Lessing makes it clear that the history of Shikasta is the history of humanity from the start of recorded time. The madness reaches its climax in the twentieth century, and the final holocaust is a third World War that, she suggests, is coming in the near future.

I remember the effect this book had on me the first time I read it. Not only did it sound plausible, but for a day or so I found it impossible to believe that the situation of the human race had come about in any other way.

So you can call it wetiko, or you can call it a deficit of "the substance-of-we-feeling," or you can give it any of its other innumerable names: the yetzer ha-ra ("the evil impulse") of the Kabbalists, the ego as understood by some Eastern traditions, or even the Devil, if you can set aside the Halloween character that conventional Christianity has made of him. Whatever you want to call this psychic disease, and however it originated, the problems that face us today will not be resolved until it is cured.

Most people may agree with what I have said so far. But somehow it is always the others, always them, who are at fault. The world would be a lovely and peaceful and wonderful place if not for them. On this everyone is in accord. They only differ about who these them are.

In the United States today, there are several large blocks of people who are united by their hatred of particular versions of them. This hatred is enormously useful, although not to the people who possess it. It's useful to any number of powerful interests who manipulate the hatred of them.

You could stop here and direct your wrath against these powerful interests. Many do. But then you just have another version of them.

"If only it were all so simple!" wrote Alexander Solzhenitsyn. "If only there were evil people somewhere insidiously committing evil deeds, and it were necessary only to separate them from the rest of us and destroy them. But the line dividing good and evil cuts through the heart of every human being. And who is willing to destroy a piece of his own heart?"

You can easily see wetiko, the absence of we-feeling, in them. It is a much trickier project to see it in yourself and to root it out. But there is no alternative. Let me turn again to Doris Lessing: "To outwit their enemies, Shikastans must love each other, help each other, and never take each other's goods or substance."

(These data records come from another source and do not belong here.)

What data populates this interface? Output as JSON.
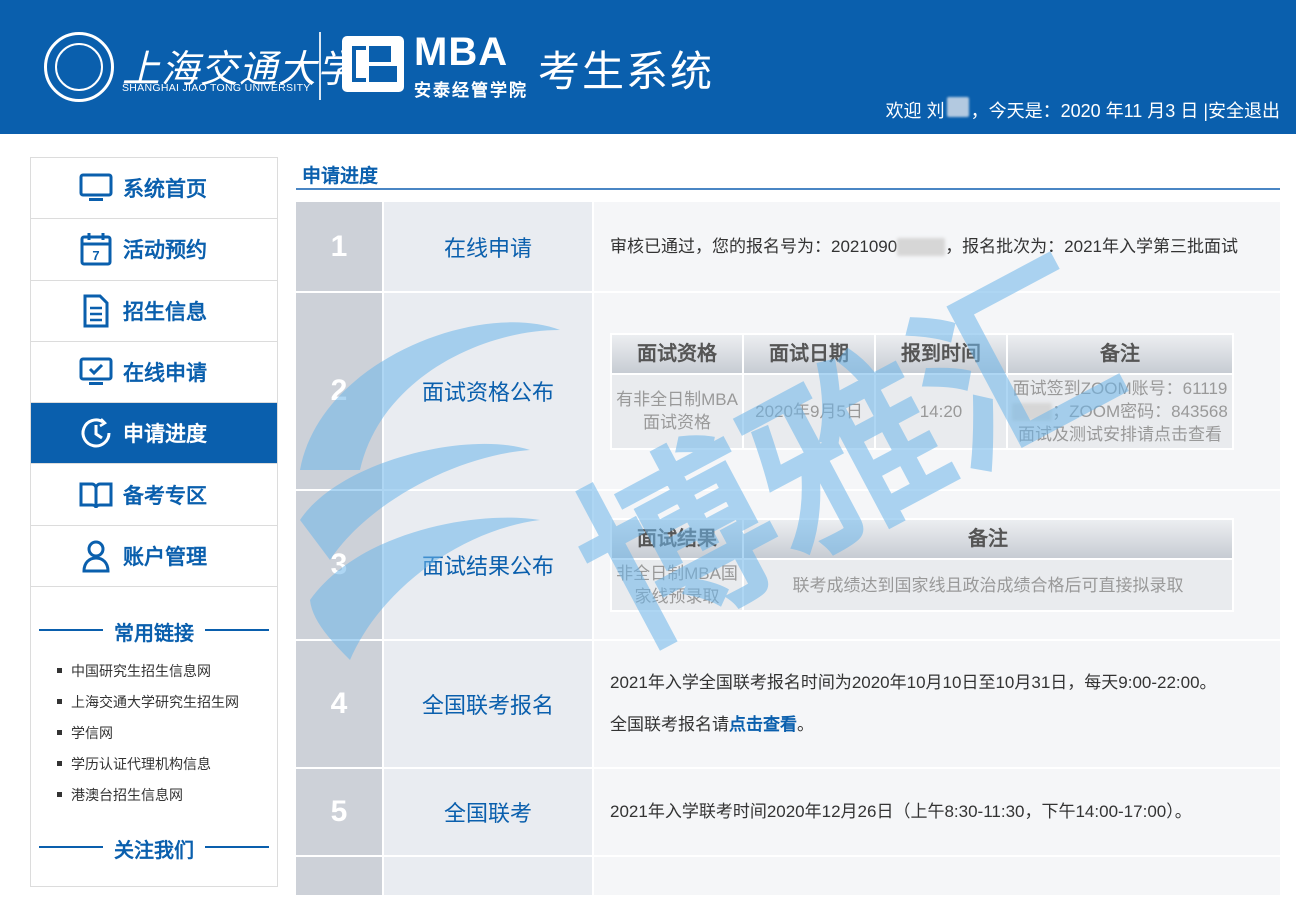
{
  "header": {
    "sjtu_name_cn": "上海交通大学",
    "sjtu_name_en": "SHANGHAI JIAO TONG UNIVERSITY",
    "mba_label": "MBA",
    "school_name": "安泰经管学院",
    "system_title": "考生系统",
    "welcome_prefix": "欢迎 刘",
    "welcome_today": "，今天是：2020 年11 月3 日 |",
    "logout_label": "安全退出",
    "brand_color": "#0a5fad"
  },
  "sidebar": {
    "items": [
      {
        "label": "系统首页",
        "icon": "monitor-icon"
      },
      {
        "label": "活动预约",
        "icon": "calendar-icon"
      },
      {
        "label": "招生信息",
        "icon": "document-icon"
      },
      {
        "label": "在线申请",
        "icon": "screen-check-icon"
      },
      {
        "label": "申请进度",
        "icon": "clock-icon",
        "active": true
      },
      {
        "label": "备考专区",
        "icon": "book-icon"
      },
      {
        "label": "账户管理",
        "icon": "user-icon"
      }
    ],
    "links_title": "常用链接",
    "links": [
      "中国研究生招生信息网",
      "上海交通大学研究生招生网",
      "学信网",
      "学历认证代理机构信息",
      "港澳台招生信息网"
    ],
    "follow_title": "关注我们"
  },
  "main": {
    "title": "申请进度",
    "steps": [
      {
        "num": "1",
        "name": "在线申请",
        "desc_a": "审核已通过，您的报名号为：2021090",
        "desc_b": "，报名批次为：2021年入学第三批面试"
      },
      {
        "num": "2",
        "name": "面试资格公布",
        "table": {
          "headers": [
            "面试资格",
            "面试日期",
            "报到时间",
            "备注"
          ],
          "row": {
            "qualification": "有非全日制MBA面试资格",
            "date": "2020年9月5日",
            "time": "14:20",
            "note_a": "面试签到ZOOM账号：61119",
            "note_b": "；ZOOM密码：843568",
            "note_c": "面试及测试安排请点击查看"
          }
        }
      },
      {
        "num": "3",
        "name": "面试结果公布",
        "table": {
          "headers": [
            "面试结果",
            "备注"
          ],
          "row": {
            "result": "非全日制MBA国家线预录取",
            "note": "联考成绩达到国家线且政治成绩合格后可直接拟录取"
          }
        }
      },
      {
        "num": "4",
        "name": "全国联考报名",
        "line1": "2021年入学全国联考报名时间为2020年10月10日至10月31日，每天9:00-22:00。",
        "line2_a": "全国联考报名请",
        "line2_link": "点击查看",
        "line2_b": "。"
      },
      {
        "num": "5",
        "name": "全国联考",
        "line1": "2021年入学联考时间2020年12月26日（上午8:30-11:30，下午14:00-17:00）。"
      },
      {
        "num": "",
        "name": ""
      }
    ]
  },
  "watermark": {
    "text": "博雅汇",
    "color": "#6db6ea"
  }
}
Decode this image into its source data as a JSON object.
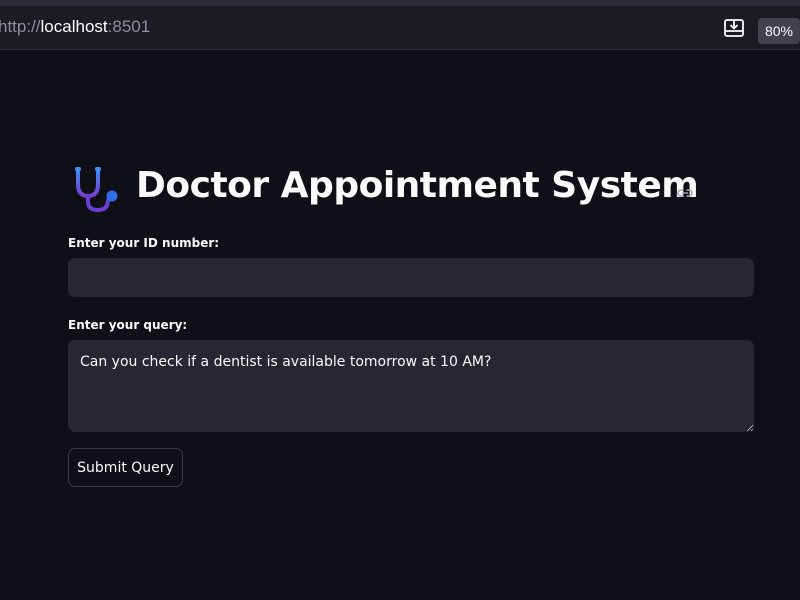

People long for the End Times. Admittedly it's tempting to believe that a supernatural savior will appear in the skies, reward the good, punish the evil, and bring the scales of justice into balance. But more and more we are coming to understand that that is a hopeless fantasy and that if we are to have any saviors, they will have to be ourselves. It is a sobering realization—but also a thrilling one.